La zone franche de ports secs à 300 millions de dollars annoncée par Santo Domingo restructure l'architecture commerciale du corridor haïtiano-dominicain au moment précis où les échanges bilatéraux se sont effondrés de 51 pour cent.
Lors du discours annuel de reddition de comptes 2026, le gouvernement dominicain a présenté un projet de réseau de ports secs le long de la frontière avec Haïti, conçu pour fonctionner selon le cadre réglementaire des zones franches dominicaines. L'investissement mobiliserait 300 millions de dollars de capitaux privés et constituerait, selon la présentation officielle, le projet logistique le plus ambitieux jamais initié dans le corridor frontalier. Aucune date de première pierre n'a été confirmée. Aucun investisseur d'ancrage n'a été formellement identifié dans les comptes rendus publics. Aucun calendrier d'autorisation environnementale n'a été divulgué.
Ce vide procédural est analytiquement déterminant. L'annonce intervient alors que les exportations dominicaines vers Haïti ont chuté à 17,5 milliards de dollars en 2025, contre 35,8 milliards en 2024, un effondrement de 51,1 pour cent en un an. Les cinq principales catégories exportées — fer et acier, plastiques, coton, vêtements tricotés, ciment — sont directement sensibles aux conditions haïtiennes : la violence des gangs, l'effondrement des infrastructures et la détérioration du pouvoir d'achat suppriment la demande indépendamment de la capacité logistique du côté dominicain. Une zone d'entreposage formalisée répond au blocage de l'offre sans résoudre l'effondrement de la demande.
Trois logiques convergentes expliquent l'annonce. Sur le plan intérieur, les provinces frontalières — chroniquement sous-développées — constituent une circonscription politique que le gouvernement Abinader a cultivée depuis le début de son mandat. L'investissement en zone franche répond directement à cette base, indépendamment de sa faisabilité à court terme. Sur le plan structurel, le modèle zone franche permet à Santo Domingo de formaliser, taxer et contrôler les termes du commerce bilatéral dont une part substantielle transite aujourd'hui par l'économie informelle du marché binational de Dajabón. Sur le plan diplomatique, l'annonce offre un livrable économique constructif présentable dans les forums internationaux, compensant partiellement les critiques persistantes concernant les pratiques d'expulsion.

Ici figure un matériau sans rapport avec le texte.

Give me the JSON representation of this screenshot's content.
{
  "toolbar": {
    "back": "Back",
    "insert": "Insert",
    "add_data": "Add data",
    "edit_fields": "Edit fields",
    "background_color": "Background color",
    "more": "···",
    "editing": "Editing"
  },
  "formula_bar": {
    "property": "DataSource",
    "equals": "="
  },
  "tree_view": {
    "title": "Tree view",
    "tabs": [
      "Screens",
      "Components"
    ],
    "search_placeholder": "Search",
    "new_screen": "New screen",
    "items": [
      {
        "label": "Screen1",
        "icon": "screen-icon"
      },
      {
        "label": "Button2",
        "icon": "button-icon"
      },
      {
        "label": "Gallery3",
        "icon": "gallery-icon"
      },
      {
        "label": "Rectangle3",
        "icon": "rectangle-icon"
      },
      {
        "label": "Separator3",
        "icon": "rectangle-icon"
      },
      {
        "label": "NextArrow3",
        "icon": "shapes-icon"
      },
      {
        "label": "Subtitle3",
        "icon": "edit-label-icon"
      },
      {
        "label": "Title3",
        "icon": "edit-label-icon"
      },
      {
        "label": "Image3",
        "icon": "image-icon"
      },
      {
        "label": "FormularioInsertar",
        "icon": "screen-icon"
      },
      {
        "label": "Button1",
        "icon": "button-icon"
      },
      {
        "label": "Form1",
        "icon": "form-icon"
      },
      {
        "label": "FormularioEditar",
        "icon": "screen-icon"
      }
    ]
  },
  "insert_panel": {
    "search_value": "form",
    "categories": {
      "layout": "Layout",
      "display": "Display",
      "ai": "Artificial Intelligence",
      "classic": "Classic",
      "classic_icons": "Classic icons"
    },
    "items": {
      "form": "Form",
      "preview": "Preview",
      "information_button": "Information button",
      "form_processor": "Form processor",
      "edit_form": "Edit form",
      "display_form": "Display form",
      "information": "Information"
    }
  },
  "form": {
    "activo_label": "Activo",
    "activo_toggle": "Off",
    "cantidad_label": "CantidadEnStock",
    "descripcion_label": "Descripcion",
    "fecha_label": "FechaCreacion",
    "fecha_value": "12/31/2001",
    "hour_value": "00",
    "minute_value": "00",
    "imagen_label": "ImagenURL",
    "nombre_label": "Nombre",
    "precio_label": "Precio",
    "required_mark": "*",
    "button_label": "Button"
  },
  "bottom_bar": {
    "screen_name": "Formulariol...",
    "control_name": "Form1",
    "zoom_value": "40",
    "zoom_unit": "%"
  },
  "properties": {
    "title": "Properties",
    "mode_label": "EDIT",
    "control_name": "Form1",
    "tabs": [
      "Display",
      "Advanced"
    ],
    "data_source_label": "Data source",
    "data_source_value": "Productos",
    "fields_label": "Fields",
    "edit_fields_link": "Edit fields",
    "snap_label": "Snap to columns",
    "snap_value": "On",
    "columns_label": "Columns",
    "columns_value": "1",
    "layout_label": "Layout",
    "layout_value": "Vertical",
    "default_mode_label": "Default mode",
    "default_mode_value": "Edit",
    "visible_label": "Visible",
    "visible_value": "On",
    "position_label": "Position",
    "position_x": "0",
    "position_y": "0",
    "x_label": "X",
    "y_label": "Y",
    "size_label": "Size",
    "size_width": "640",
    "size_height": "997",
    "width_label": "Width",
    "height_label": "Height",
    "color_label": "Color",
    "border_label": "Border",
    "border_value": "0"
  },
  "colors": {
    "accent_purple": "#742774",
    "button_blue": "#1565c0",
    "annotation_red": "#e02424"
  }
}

Le parallèle structurel le plus révélateur est la tension interne au projet lui-même : le bureau de contrôle biométrique nouvellement installé à Dajabón surveille et restreint les traversées commerciales haïtiennes, tandis que la zone franche vise à augmenter et formaliser ces mêmes flux. Ces deux logiques opèrent simultanément, sans mécanisme de coordination documenté.

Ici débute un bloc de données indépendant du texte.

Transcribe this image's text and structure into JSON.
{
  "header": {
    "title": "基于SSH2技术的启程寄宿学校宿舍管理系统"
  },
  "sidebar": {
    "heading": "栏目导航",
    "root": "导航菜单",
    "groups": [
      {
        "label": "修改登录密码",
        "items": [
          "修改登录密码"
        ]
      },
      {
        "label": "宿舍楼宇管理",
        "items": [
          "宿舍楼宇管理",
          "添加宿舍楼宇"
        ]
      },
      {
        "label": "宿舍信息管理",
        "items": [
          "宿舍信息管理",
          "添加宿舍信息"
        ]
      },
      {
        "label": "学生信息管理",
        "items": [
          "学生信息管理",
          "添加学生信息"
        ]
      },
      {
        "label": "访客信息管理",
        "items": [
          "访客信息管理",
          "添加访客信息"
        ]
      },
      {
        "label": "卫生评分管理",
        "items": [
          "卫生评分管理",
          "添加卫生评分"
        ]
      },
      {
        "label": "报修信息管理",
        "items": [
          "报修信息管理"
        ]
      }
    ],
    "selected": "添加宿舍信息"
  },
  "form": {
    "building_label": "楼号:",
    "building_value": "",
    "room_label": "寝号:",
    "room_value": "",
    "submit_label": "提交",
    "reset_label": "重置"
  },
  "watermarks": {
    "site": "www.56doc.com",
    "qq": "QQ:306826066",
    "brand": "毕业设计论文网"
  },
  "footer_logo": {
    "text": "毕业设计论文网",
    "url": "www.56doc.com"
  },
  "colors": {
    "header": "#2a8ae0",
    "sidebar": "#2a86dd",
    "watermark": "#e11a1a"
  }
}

L'observation stratégique centrale est que la zone, si elle est construite, consolidera la position dominicaine comme principale porte d'entrée formelle pour les marchandises entrant en Haïti par l'est, en reliant progressivement les cinq points de passage frontaliers à une chaîne logistique contrôlée par Santo Domingo. Il ne s'agit pas d'une simple annonce d'infrastructure : c'est un changement dans le rapport de force commercial bilatéral, opéré indépendamment des négociations diplomatiques et de l'état de la gouvernance à Port-au-Prince.
Le fil historique est immédiat. Le différend sur le canal Massacre en 2023 a démontré que Santo Domingo peut convertir son influence économique frontalière en outil de pression en suspendant le marché binational en réponse à une décision unilatérale haïtienne. Le projet de ports secs suit la même logique en sens inverse : formaliser le contrôle avant la prochaine crise plutôt que de l'improviser pendant celle-ci. Le précédent CODEVI, opérationnel depuis 2003 à travers de multiples ruptures diplomatiques, établit que les zones économiques frontalières peuvent survivre à la turbulence politique — mais il démontre aussi que leur pérennité dépend d'un ancrage dans des flux réels, non dans des annonces.